Einzug der Romantik
Bereits 600 Jahre vor Christus entdeckten die Griechen, das Bernstein Energie in Form elektrischer Ladungen speichert und kondensiert. Sie gaben diesem Edelstein den Namen „Elektron“ und versahen ihn mit einer Mythologie. Bernstein repräsentierte fortan die Verbindung der Seele mit dem Universum. Eine Verbindung, die auch der deutschen Electropop-Formation Bernstein nicht fremd sein dürfte, wenn man aus ihren Texten schließen kann. Auch wenn Sänger Jens Eufinger sich der Tragweite der Namenswahl nicht bewußt war, so kann er doch eine Affinität zur griechischen Auslegung feststellen: „Wir haben den Namen gewählt, weil er diesen speziellen Klang hat. Da ist diese spirituelle Seite, aber auch etwas ganz Eigenes. Der Name ist so wundervoll einprägsam und doch besonders.“ Für eine Band, die sich aus allen Bereichen der elektronischen Musik speist, quasi die Energie unterschiedlichster Einflüsse in sich aufnimmt und kondensiert – von Ambient, über Dance, Pop und Soul bis hin zu düsteren Sphären – ist der Name jedenfalls geradezu ideal.

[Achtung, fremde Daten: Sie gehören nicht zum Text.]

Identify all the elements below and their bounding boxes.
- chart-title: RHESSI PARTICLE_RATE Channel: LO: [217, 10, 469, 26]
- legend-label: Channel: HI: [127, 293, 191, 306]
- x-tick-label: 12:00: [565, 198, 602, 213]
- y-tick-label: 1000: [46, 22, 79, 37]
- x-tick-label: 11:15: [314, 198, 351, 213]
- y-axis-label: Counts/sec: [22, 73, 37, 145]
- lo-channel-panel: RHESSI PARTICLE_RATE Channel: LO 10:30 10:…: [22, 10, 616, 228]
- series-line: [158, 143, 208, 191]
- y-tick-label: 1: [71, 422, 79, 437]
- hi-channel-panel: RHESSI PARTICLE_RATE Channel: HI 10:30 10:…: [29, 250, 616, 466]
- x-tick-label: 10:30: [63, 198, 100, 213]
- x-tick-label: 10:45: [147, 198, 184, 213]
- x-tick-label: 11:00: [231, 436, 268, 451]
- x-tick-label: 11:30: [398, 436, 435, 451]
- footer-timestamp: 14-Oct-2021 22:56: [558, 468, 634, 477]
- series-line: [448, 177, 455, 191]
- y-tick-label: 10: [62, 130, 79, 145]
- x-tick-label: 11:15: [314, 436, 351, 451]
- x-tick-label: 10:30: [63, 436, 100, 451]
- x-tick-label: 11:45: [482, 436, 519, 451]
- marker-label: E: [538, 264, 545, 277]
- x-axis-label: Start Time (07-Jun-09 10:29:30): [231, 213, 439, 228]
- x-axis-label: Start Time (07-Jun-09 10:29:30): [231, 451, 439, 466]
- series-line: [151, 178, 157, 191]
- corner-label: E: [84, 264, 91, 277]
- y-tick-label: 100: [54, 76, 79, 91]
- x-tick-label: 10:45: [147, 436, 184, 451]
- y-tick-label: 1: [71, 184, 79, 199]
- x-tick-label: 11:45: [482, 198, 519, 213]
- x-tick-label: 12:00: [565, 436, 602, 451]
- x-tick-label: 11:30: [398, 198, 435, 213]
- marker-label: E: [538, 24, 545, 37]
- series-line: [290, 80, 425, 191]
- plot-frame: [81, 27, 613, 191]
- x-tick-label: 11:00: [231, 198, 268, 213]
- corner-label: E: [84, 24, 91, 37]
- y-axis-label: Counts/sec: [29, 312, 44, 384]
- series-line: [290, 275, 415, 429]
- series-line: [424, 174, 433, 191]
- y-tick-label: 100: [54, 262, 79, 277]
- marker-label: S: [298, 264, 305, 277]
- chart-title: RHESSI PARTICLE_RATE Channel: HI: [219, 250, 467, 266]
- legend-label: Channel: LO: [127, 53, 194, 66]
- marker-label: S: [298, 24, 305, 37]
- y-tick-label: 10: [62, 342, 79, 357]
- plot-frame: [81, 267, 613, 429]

Ideal auch in Hinsicht auf die Nähe zu einer Thematik. Auf „Lichtwärts“ beschreibt Eufinger in seinen Texten immer wieder Naturbilder, also Ausformungen des Universums mit denen der Mensch interagiert. Für ihn nimmt die Natur eine Position ein, die halb Spiegel, halb Gegenspieler des Menschen ist. Und beides fand sich schon bei den Romantikern, die jene Griechen eben auch unwiderstehlich inspirierend fanden. „Naja, ich sehe mich nicht in dieser Tradition, aber ich kenne Novalis und Hölderlin natürlich. Ich habe diese Bilder nicht einmal bewusst gewählt, sondern erst im Nachhinein bemerkt, wie stark sie für mich das menschliche Miteinander symbolisieren.“ Und so kämpft Eufingers lyrisches Ich immer wieder mit Gewalten, orientiert sich an den Sternen und findet sich in der Natur selbst repräsentiert. Auf „Lichtwärts“ können wir daran teilhaben – eingefasst in 13 wunderschöne elektronische Popsongs.
„Lichtwärts“ von Bernstein
Ursprünglich erschienen in Piranha 05/2008.